A Renaissance Interrupted?: Personhood, “Sodomy” and the Public in Twelfth-Century Christian and Islamic Proto-Civil Legality

Mardi, 27 mars, 2018 13:00à14:30
Pavillon Chancellor-Day NCDH 202, 3644, rue Peel, Montréal, QC, H3A 1W9, CA

Le Centre Paul-André Crépeau de droit privé et comparé poursuit le cycle 2016-2018 des Ateliers de droit civil, sur le thème « Le public en droit privé », avec une conférence de Vanja Hamzić (School of Oriental and African Studies, University of London).


[En anglais seulement] The eventful twelfth century was, in many ways, a veritable paradox. On the one hand, it saw a sudden surge in academic works and universities in Western and Southern Europe that sought to bridge the worlds previously thought entirely incommensurable and usher in an age of scholasticism that would eventually lead to the fourteenth- to seventeenth-century Renaissance. For this reason, it has been a staple of mediaevalist scholarship to describe those thorough-going changes as the ‘renaissance of the twelfth century’. On the other hand, the same century also reads as a striking catalogue of most violent acts and disasters: from the rise of inquisition and merciless Christian infighting, over the first expulsions of Jews and the intensification of the Reconquista on Muslim Spain to the blood and gore of the Second, Third and German Crusades. Might it not be more appropriate, then, to characterise this period as an age of profound crisis, in which the true contours of a ‘persecuting society’ were drawn?

This talk seeks to make a modest contribution to that debate, by guiding the audience’s attention to a tell-tale public aspect of high mediaeval life—that of sexual and gender diversity—and by expanding the view over the twelfth century so as to include the affairs in the Great Seljuk Empire (1037–1194), a vast Turko-Persianate Sunnī Muslim state that originated in Anatolia, but quickly came to rule over much of the then Islamicate world.

The talk considers, in particular, an unlikely rise of neo-Roman European civil law and Seljuk proto-civil legality and its formidable effect on two paradigmatic twelfth-century intellectual debates on the public, legal and theological standing of ‘sodomy’ (peccatum sodomiticum, liwāṭ): one in amongst prominent Benedictines and the other between the leading Ḥanafī scholars. It is argued that these debates, led in the distinct spirit of concordia discors (discordant harmony) or ikhtilāf (permissible scholarly disagreement), are indispensable for our understanding of legal and social aspects of sexual and gender diversity in the twelfth century and, in turn, the way in which certain rapturous pluralities were continued and ruptured—concomitantly.

Le conférencier

[En anglais seulement] Dr Vanja Hamzić is a Senior Lecturer in Legal History and Legal Anthropology at the School of Oriental and African Studies (SOAS), University of London, an Academic Fellow of the Honourable Society of the Inner Temple and a former Member of the School of Social Science in the Institute for Advanced Study at Princeton.

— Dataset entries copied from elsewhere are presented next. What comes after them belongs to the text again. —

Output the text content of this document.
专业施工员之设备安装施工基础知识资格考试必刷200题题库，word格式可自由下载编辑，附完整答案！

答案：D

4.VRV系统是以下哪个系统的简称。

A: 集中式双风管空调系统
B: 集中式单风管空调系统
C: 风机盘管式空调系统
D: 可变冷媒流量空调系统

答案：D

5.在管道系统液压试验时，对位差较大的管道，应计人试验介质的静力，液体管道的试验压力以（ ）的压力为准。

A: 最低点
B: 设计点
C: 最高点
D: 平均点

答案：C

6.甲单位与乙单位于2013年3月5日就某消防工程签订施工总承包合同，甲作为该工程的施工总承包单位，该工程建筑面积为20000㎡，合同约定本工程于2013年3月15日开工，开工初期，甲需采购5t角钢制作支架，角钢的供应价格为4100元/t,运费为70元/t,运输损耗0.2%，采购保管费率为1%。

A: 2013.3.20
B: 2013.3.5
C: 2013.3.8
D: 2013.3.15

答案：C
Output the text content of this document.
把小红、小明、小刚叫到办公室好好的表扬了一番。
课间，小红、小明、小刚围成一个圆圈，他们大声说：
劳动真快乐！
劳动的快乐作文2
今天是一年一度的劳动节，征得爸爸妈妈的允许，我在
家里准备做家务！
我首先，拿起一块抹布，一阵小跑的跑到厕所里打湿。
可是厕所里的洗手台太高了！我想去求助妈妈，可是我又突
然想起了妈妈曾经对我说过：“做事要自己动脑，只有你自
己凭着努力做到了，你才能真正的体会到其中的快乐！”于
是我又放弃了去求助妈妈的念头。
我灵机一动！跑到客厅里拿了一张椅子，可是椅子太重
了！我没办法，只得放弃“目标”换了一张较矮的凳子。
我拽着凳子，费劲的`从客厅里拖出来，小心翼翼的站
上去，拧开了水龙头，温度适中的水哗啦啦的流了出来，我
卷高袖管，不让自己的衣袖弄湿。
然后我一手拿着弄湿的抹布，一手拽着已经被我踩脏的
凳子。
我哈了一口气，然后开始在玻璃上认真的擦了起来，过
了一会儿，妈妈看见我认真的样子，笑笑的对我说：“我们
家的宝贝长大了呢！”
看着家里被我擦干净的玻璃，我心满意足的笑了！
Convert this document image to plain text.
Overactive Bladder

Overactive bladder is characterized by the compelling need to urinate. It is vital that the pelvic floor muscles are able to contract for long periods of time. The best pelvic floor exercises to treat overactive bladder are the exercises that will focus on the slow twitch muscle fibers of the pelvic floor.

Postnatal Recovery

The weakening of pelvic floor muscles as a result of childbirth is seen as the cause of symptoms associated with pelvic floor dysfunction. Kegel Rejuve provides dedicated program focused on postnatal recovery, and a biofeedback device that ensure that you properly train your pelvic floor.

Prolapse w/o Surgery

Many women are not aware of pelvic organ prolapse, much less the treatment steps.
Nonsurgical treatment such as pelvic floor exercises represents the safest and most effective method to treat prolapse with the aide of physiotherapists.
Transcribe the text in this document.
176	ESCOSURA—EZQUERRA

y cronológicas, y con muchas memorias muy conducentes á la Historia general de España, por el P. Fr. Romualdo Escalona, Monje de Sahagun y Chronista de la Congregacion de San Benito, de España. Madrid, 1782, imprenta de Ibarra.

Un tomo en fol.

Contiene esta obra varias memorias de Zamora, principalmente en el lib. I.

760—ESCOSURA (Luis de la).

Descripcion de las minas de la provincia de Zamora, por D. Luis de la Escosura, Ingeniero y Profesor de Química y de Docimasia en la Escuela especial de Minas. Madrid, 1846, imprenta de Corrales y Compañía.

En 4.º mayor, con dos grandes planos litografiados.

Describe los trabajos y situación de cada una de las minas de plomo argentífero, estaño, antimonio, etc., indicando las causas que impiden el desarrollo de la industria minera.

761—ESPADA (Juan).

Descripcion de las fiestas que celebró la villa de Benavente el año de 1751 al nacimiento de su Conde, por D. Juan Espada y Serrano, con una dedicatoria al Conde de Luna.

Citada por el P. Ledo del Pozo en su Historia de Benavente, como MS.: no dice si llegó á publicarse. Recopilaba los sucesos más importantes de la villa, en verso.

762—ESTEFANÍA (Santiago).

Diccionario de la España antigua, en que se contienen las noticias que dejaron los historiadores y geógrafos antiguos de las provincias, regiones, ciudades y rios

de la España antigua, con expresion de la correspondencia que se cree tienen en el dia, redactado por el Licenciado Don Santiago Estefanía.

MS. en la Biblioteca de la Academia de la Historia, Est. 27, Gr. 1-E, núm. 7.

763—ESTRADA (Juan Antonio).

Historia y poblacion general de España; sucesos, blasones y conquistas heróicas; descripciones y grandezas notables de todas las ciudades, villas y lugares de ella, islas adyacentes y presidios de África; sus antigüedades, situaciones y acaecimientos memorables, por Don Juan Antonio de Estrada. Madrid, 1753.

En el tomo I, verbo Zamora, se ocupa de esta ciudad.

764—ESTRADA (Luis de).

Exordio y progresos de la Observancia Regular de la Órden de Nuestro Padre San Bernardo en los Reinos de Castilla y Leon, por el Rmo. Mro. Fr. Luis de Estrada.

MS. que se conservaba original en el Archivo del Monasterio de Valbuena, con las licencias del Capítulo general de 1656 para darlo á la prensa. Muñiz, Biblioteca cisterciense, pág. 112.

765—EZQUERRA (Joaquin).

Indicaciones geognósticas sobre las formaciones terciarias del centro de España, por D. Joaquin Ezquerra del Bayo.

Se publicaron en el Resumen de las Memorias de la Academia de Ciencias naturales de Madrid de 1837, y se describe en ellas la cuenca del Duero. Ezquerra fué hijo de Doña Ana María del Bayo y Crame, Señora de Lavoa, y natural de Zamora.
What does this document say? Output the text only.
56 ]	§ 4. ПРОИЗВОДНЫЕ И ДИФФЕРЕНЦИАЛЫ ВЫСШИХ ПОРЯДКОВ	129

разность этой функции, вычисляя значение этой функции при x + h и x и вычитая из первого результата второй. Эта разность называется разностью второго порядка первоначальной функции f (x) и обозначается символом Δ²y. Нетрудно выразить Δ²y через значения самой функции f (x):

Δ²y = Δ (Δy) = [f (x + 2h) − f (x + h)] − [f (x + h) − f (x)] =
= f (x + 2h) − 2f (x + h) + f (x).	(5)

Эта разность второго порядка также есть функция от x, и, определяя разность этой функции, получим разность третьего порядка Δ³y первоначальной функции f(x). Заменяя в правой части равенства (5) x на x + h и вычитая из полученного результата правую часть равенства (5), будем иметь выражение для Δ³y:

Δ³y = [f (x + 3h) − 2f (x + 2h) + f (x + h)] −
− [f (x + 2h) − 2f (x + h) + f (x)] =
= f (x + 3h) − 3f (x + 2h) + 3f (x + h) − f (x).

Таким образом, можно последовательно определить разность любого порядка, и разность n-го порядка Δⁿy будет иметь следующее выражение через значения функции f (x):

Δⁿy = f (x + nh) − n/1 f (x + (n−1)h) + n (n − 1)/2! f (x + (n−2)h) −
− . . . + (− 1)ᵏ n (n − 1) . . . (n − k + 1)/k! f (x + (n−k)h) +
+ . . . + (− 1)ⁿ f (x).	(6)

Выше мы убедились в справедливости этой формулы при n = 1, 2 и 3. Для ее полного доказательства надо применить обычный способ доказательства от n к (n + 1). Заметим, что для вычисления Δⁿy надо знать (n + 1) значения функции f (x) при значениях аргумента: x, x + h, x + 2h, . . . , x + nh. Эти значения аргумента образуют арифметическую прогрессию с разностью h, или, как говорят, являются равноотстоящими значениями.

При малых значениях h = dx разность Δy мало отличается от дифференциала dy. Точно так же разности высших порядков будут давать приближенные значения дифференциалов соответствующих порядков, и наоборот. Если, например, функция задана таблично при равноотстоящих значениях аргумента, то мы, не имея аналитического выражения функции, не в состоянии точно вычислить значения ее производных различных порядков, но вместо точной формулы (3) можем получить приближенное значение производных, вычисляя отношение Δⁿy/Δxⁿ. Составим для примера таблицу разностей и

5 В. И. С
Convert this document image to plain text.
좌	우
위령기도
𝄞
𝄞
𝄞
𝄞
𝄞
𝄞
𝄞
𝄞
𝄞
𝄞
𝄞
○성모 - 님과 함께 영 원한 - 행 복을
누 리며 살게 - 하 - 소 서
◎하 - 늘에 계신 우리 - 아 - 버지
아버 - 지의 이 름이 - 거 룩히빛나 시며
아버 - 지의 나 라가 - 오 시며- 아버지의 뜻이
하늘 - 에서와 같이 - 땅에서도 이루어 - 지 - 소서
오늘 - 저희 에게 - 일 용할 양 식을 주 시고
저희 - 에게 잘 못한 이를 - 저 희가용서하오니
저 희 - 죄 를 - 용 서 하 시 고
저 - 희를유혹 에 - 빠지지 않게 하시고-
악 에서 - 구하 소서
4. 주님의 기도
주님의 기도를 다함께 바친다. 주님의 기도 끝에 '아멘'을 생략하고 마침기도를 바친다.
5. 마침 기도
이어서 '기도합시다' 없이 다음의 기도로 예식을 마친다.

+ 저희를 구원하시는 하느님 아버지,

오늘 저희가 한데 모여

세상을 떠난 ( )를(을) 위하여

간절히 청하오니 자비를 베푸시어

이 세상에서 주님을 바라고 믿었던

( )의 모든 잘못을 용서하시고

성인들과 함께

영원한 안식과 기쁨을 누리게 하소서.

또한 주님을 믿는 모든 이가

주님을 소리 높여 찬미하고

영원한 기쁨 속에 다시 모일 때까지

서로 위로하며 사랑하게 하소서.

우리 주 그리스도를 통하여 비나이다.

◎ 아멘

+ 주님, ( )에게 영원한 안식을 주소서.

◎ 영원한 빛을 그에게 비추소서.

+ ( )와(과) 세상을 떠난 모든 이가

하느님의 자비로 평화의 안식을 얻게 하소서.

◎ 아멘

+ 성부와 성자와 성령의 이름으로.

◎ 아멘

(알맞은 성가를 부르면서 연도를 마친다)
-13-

His main body of work interrogates historical and present-day formations of gender and sexual diversity in various Islamicate societies of South Asia, Southeast Asia and West Africa. His published books include Control and Sexuality: The Revival of Zinā Laws in Muslim Contexts (2010; with Ziba Mir-Hosseini) and Sexual and Gender Diversity in the Muslim World: History, Law and Vernacular Knowledge (2016).

Les Ateliers de droit civil

En vue de promouvoir la réflexion fondamentale en droit privé, le Centre a instauré la série des Ateliers de droit civil, qui permet de regrouper des juristes québécois et étrangers autour de thèmes de recherche communs. Dédiés à l’étude d’un thème de recherche transversal, les Ateliers de droit civil contribuent ainsi à enrichir et à stimuler la recherche fondamentale en droit privé.

Le cycle 2016-2018 des Ateliers de droit civil, présenté par le Centre Paul-André Crépeau de droit privé et comparé, se déroule sur le thème « Le public en droit privé ».

La série des Ateliers de droit civil compte sur l’appui financier du Fonds d’appui à l’accès à la justice dans les deux langues officielles.

Aucune inscription préalable n’est requise. Chaque atelier est accrédité pour 1,5 heure de formation continue obligatoire auprès du Barreau du Québec et de la Chambre des notaires du Québec.